As emotion ran through many of the contributions in the Commons, there was a call for the Clutha bar to be rebuilt in tribute to a great city and its people. "Glasgow needs a Clutha," declared one of its regulars, Labour's Jim Sheridan.
Tributes to the bravery of the police, fire and ambulance crews were led by Alistair Carmichael, the Scottish Secretary, who described the terrible circumstances of last Friday night.
Flanked by Nick Clegg, the Deputy Prime Minister, Danny Alexander, the Treasury Chief Secretary, Theresa May, the Home Secretary, and Patrick McLoughlin, the Transport Secretary, he praised the "outstanding work" of the emergency services for the speed, professionalism and courage of their response.
The Secretary of State also paid tribute to the courage and selflessness of ordinary Scots. Among them was one of Westminster's own, Jim Murphy, the Labour MP for East Renfrewshire, who, with others, helped the injured.
Mr Carmichael said the Shadow International Development Secretary - absent due to a visit to the hurricane-hit Philippines - was "characteristically understated in describing his role but I'm sure speak for the whole House when I say his response, which was instinctive, did him credit".
The Scottish Secretary revealed how Prime Minister David Cameron had spoken to First Minister Alex Salmond and had offered any help needed from the UK Government or emergency services south of the Border. He also stressed an interim accident report would be published as early as possible.

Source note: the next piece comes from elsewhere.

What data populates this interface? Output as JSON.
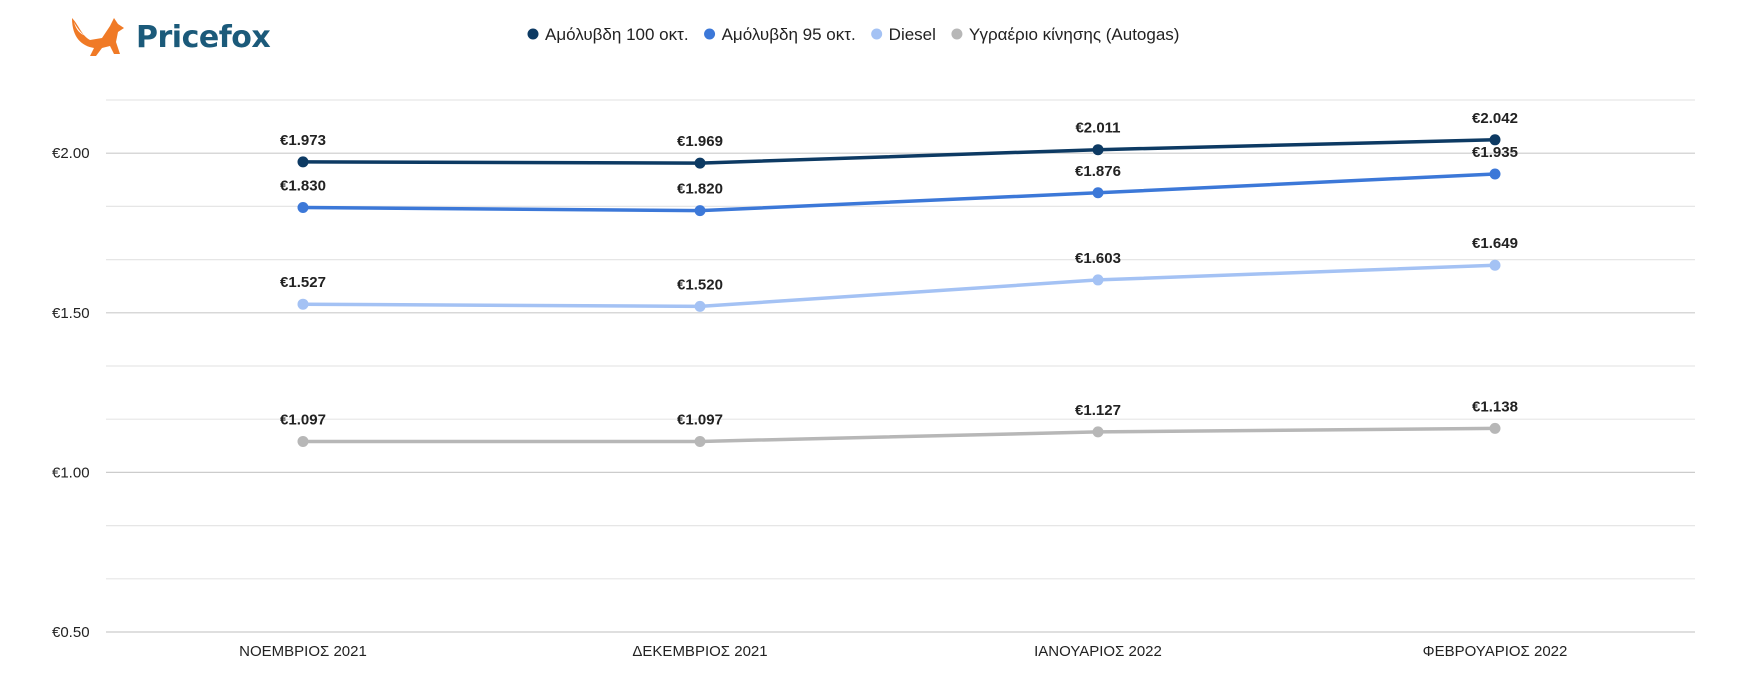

Mr Carmichael added: "I wear a badge today given to me by Councillor Matheson (leader of Glasgow City Council); it reads quite simply 'People make Glasgow'. The response of the people who make Glasgow has demonstrated all the courage and character that has made that city famous throughout the world.
"We in this House and the people we represent in communities throughout the United Kingdom stand in solidarity today with the people of Glasgow as they mourn their loss and start to come to terms with their grief. People make Glasgow - today I wear that badge with pride."

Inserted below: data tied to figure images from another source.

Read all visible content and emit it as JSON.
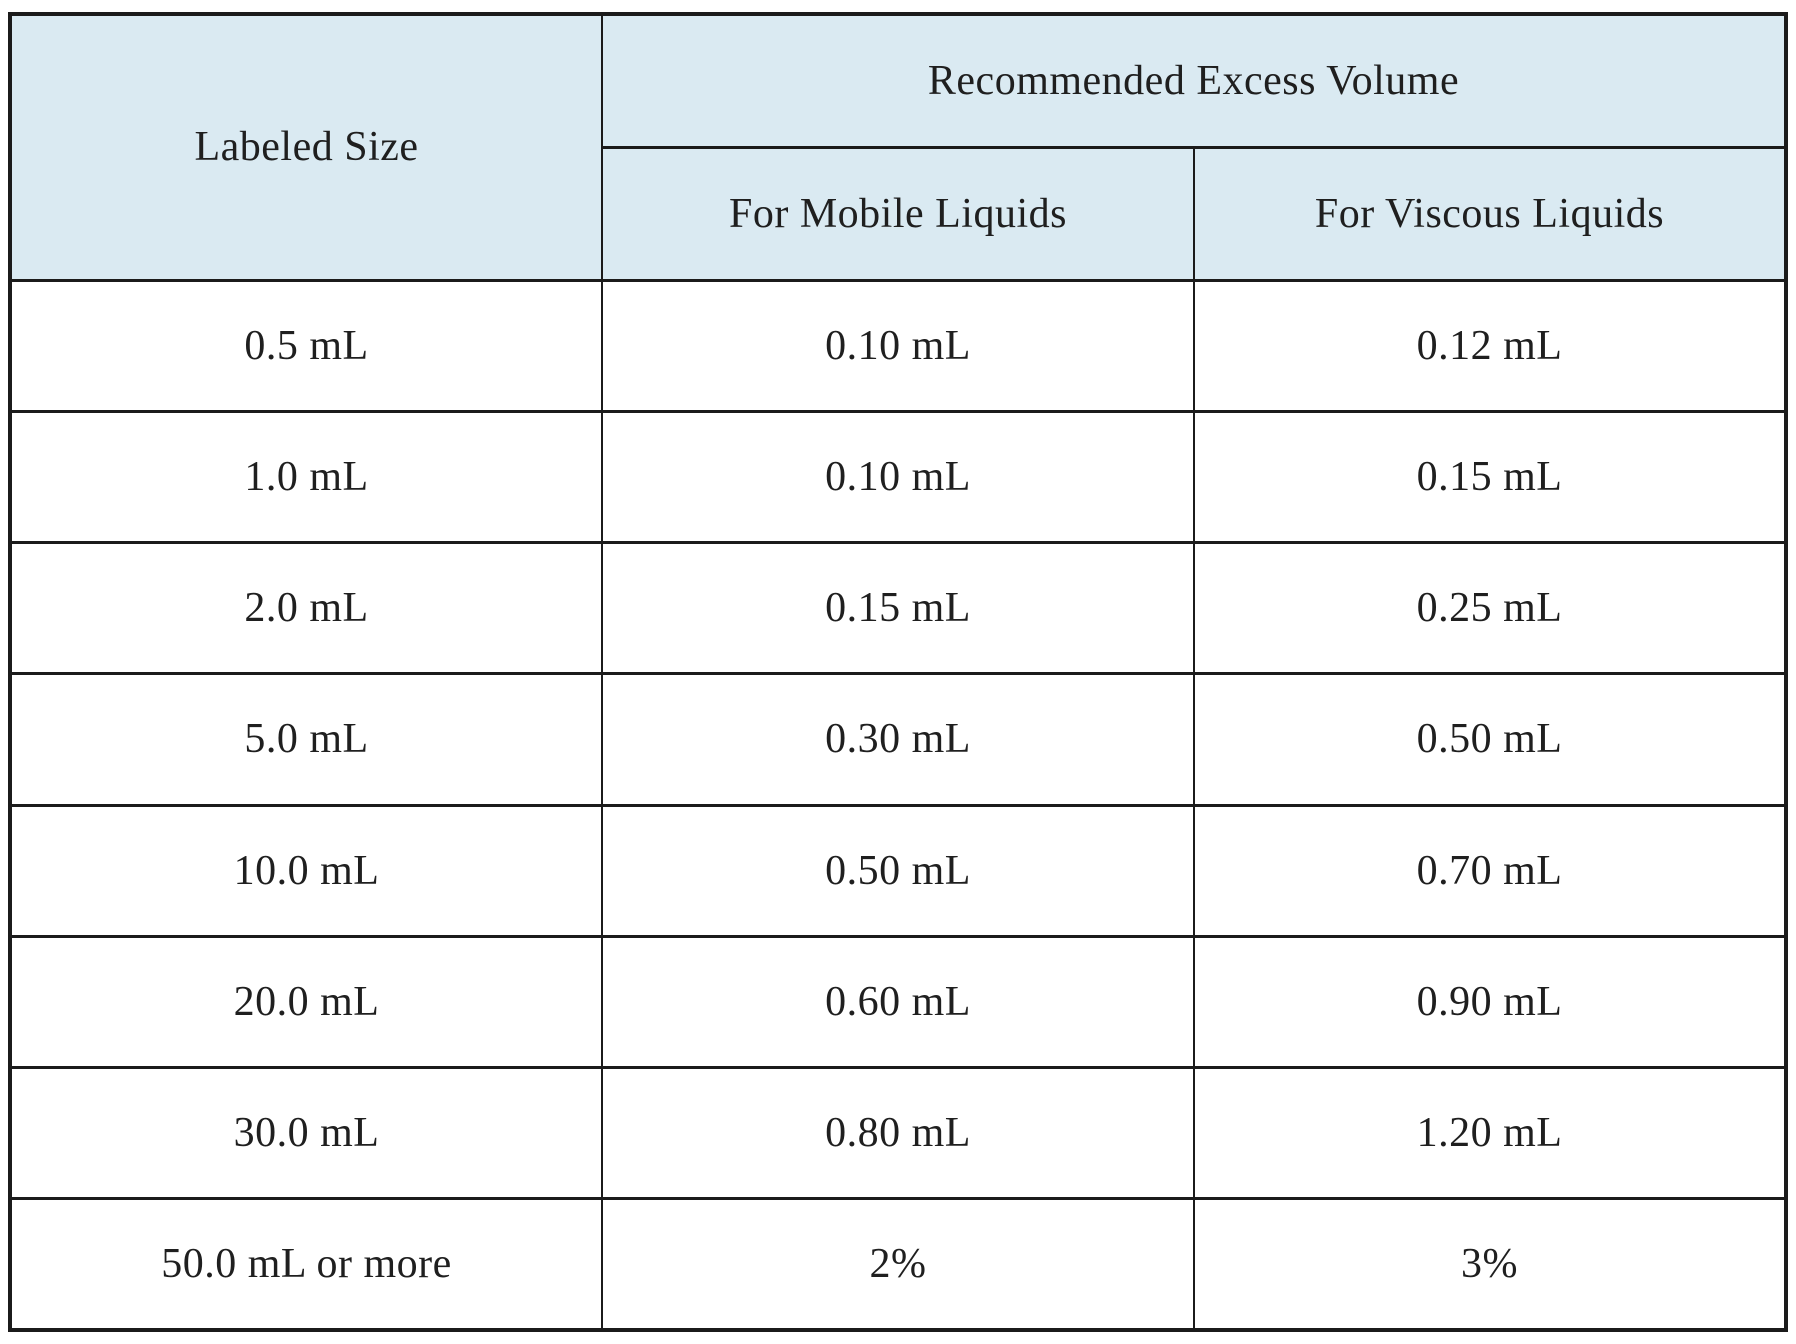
{
  "table": {
    "header": {
      "labeled_size": "Labeled Size",
      "group_title": "Recommended Excess Volume",
      "mobile_col": "For Mobile Liquids",
      "viscous_col": "For Viscous Liquids"
    },
    "rows": [
      {
        "size": "0.5 mL",
        "mobile": "0.10 mL",
        "viscous": "0.12 mL"
      },
      {
        "size": "1.0 mL",
        "mobile": "0.10 mL",
        "viscous": "0.15 mL"
      },
      {
        "size": "2.0 mL",
        "mobile": "0.15 mL",
        "viscous": "0.25 mL"
      },
      {
        "size": "5.0 mL",
        "mobile": "0.30 mL",
        "viscous": "0.50 mL"
      },
      {
        "size": "10.0 mL",
        "mobile": "0.50 mL",
        "viscous": "0.70 mL"
      },
      {
        "size": "20.0 mL",
        "mobile": "0.60 mL",
        "viscous": "0.90 mL"
      },
      {
        "size": "30.0 mL",
        "mobile": "0.80 mL",
        "viscous": "1.20 mL"
      },
      {
        "size": "50.0 mL or more",
        "mobile": "2%",
        "viscous": "3%"
      }
    ],
    "colors": {
      "header_bg": "#daeaf2",
      "border": "#1b1b1b",
      "text": "#1f1f1f"
    }
  },
  "chart_data": {
    "type": "table",
    "title": "",
    "columns": [
      "Labeled Size",
      "For Mobile Liquids",
      "For Viscous Liquids"
    ],
    "column_group": {
      "label": "Recommended Excess Volume",
      "spans": [
        "For Mobile Liquids",
        "For Viscous Liquids"
      ]
    },
    "rows": [
      [
        "0.5 mL",
        "0.10 mL",
        "0.12 mL"
      ],
      [
        "1.0 mL",
        "0.10 mL",
        "0.15 mL"
      ],
      [
        "2.0 mL",
        "0.15 mL",
        "0.25 mL"
      ],
      [
        "5.0 mL",
        "0.30 mL",
        "0.50 mL"
      ],
      [
        "10.0 mL",
        "0.50 mL",
        "0.70 mL"
      ],
      [
        "20.0 mL",
        "0.60 mL",
        "0.90 mL"
      ],
      [
        "30.0 mL",
        "0.80 mL",
        "1.20 mL"
      ],
      [
        "50.0 mL or more",
        "2%",
        "3%"
      ]
    ]
  }
}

For Labour, Margaret Curran, said the events meant this had been a "dark weekend for Glasgow and our whole country" and that all of Scotland was united in grief.
She said the Commons joined together to send its sympathy to the bereaved and its best wishes to the injured. The work of the emergency services had been "exemplary" and gratitude was given to the hospital staff, who had cared for the injured.
The Shadow Scottish Secretary said the circumstances of the tragedy needed to be known and understood to ensure such an event did not happen again.
Charles Kennedy, the former Liberal Democrat leader, noted: "The sentiments and the sense of the popular song through the generations - I belong to Glasgow - had a particularly poignant ring to them in the hearts of every Scot right around the world over the course of this very sad St Andrews weekend." He also praised the media for its "great responsibility and sensitivity" to those involved in the tragedy.
Labour's Anas Sarwar, the local MP, described the actions of people as the "perfect illustration of human kindness and human decency" and he was thankful for all the messages of support from across the UK, saying Britons made clear "this weekend we were all Glaswegians".
Pete Wishart for the SNP also paid tribute to the "magnificent" work of the emergency services, adding: "The response of the people of Glasgow to this tragedy has been nothing short of tremendous; people rushing to the scene of the accident and not running away."
Meantime, Commons Speaker John Bercowhas arranged for a book of condolence to be placed in the House of Commons Library for MPs, members of staff and others to sign.
He said:"It is right the House of Commons marks this tragedy, pays respect to the victims and offers support to the great city of Glasgow at this sad time."